Surely by now you've heard about the fast food literature project heard 'round the world — Chipotle is putting authors' works on its cups and bags — and maybe chuckled a little at its bright-eyed optimism. Don't get me wrong: I like it. As a writer-ish person myself, I think all publicity for quality creative writing is good publicity, and if the burrito-eaters of the world are about to be collectively introduced to Toni Morrison's Nobel swagger because of this project, then that's great.
But we can all admit that it's a little weird, right? Jonathan Safran Foer, the mastermind behind the project, is famous for writing a book about not eating animals, so why he's hitching his wagon to the meat-laden Chipotle star is a bit confusing. (Probable answer: money. And hey, no judgement there.) Toni Morrison seems way too legitimate to have her work printed on paper soda cups that'll be tossed into the garbage along with burrito bowl scrapings, and as Salon pointed out, George Saunders has "spent his career writing about sensitive artistic types crushed by corporatocracy, so his doing [the Chipotle project] is a little ironic."
For me, the weirdest thing is the prose: it's got nothing to do with burritos. Not that Morrison spends a lot of time writing about the glories of the Chipotle salsa verde, but do we need to read about blood while we're chowing down on tomato-red pico de gallo? Observe this opening sentence from Morrison's Chipotle cup:
I took my heart out and gave it to a writer made heartless by fame, someone who needed it to pump blood into veins desiccated by the suck and roar of crowds slobbering or poisoning or licking up the red froth they mistake for happiness because happiness looks just like a heart painted on a valentine cup or tattooed on an arm that has never held a victim or comforted a hurt friend.
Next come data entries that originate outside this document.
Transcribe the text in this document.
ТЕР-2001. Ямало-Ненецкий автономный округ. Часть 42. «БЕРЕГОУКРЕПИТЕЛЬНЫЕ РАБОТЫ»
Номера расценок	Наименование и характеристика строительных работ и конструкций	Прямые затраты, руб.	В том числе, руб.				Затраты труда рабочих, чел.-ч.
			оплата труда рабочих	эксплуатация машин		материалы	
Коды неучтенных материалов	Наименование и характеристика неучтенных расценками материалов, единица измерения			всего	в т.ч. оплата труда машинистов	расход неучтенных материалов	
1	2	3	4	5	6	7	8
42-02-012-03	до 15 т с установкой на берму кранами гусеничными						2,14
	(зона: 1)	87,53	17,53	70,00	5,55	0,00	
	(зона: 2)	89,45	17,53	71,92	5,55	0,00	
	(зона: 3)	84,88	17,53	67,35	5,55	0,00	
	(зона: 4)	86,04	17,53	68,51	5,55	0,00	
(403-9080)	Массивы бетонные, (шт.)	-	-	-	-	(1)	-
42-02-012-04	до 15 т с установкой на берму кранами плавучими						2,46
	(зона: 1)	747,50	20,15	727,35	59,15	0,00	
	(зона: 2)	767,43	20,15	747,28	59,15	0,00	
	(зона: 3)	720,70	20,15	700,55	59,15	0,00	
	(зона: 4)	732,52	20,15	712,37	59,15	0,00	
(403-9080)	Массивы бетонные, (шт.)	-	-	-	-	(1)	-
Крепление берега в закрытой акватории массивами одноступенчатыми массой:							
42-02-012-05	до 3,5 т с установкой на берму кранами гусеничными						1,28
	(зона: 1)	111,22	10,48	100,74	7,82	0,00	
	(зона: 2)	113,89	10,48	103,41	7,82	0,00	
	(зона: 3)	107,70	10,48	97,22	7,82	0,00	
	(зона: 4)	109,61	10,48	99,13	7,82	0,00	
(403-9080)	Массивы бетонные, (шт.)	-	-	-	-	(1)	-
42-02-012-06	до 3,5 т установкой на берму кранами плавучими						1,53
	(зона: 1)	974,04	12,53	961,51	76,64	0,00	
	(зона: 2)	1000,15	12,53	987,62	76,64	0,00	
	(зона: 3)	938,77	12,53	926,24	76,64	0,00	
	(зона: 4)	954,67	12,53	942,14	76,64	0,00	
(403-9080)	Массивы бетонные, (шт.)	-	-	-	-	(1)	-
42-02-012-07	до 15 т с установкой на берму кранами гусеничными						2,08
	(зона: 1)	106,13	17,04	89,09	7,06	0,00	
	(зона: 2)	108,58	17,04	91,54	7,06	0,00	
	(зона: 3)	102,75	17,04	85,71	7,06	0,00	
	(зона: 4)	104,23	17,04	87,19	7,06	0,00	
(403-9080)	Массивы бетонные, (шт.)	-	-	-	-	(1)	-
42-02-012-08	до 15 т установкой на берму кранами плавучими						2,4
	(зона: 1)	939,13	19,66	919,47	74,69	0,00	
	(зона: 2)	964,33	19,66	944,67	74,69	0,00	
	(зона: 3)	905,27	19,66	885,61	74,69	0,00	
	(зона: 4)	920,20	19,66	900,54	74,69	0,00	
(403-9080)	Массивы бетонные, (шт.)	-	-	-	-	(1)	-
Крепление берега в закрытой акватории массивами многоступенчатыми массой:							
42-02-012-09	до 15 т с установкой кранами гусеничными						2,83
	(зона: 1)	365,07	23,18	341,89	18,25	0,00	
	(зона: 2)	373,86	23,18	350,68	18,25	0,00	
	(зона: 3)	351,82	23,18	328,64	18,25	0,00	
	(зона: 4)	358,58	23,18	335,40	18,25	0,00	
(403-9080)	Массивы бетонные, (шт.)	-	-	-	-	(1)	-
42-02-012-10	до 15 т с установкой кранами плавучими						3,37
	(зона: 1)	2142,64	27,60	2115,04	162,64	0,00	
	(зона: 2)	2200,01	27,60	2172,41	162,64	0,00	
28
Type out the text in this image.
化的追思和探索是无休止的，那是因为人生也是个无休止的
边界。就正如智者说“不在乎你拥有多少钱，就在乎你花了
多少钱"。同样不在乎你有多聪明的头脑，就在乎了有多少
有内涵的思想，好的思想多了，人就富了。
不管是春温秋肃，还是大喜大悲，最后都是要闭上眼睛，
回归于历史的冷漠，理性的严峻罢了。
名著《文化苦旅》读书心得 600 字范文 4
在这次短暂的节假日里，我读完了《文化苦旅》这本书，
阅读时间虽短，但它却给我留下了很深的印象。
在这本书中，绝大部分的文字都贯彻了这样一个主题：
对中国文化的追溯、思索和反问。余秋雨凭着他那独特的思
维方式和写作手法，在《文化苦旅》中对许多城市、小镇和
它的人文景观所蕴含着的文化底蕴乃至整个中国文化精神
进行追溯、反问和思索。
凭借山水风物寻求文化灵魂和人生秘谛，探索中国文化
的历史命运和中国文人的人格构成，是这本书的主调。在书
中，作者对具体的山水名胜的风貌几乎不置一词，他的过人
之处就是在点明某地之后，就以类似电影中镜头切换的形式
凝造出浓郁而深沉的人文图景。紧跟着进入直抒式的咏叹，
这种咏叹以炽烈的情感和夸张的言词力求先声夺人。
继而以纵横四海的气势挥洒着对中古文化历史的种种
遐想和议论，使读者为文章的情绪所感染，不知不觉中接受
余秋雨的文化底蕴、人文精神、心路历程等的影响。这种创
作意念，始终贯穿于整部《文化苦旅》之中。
Beautifully written, but wildly unappetizing. The following savory quotes would have made much more sense on a Chipotle cup. They may not mention burritos by name, but they'll definitely get you thinking about dinner.
1. Ernest Hemingway, A Moveable Feast
As I ate the oysters with their strong taste of the sea and their faint metallic taste that the cold white wine washed away, leaving only the sea taste and the succulent texture, and as I drank their cold liquid from each shell and washed it down with the crisp taste of the wine, I lost the empty feeling and began to be happy and to make plans.
2. Miguel de Cervantes, Don Quixote
...let me eat, or else take your government again; for an office that will not afford a man his victuals is not worth two beans.
3. J.R.R. Tolkien, The Hobbit
If more of us valued food and cheer and song above hoarded gold, it would be a merrier world.
4. Geoffrey Chaucer, Canterbury Tales
Well loved he garleek, oynons, and eek lekes. And for to drinken strong wyn, reed as blood.
5. Oscar Wilde, A Woman of No Importance
After a good dinner one can forgive anybody, even one's own relations.”
6. Virginia Woolf, A Room of One's Own
One cannot think well, love well, sleep well, if one has not dined well.”
7. Gabriel García Márquez, Love in the Time of Cholera
I will marry you if you promise not to make me eat eggplant.
8. Virginia Woolf, To The Lighthouse
The cook had spent three days over that dish. And she must take great care, Mrs. Ramsay thought, diving into the soft mass, to choose a specially tender piece for William Bankes. And she peered into the dish, with its shiny walls and its confusion of savoury brown and yellow meats and its bay leaves and its wine . . . ‘It is a triumph,’ said Mr. Banks, laying his knife down for a moment. He had eaten attentively. It was rich; it was tender. It was perfectly cooked.
9. Eric Carle, The Very Hungry Caterpillar
On Saturday, he ate through one piece of chocolate cake, one ice cream cone, one pickle, one slice of Swiss cheese, one slice of salami, one lollipop, one piece of cherry pie, one sausage, one cupcake, and one slice of watermelon. That night he had a stomach ache.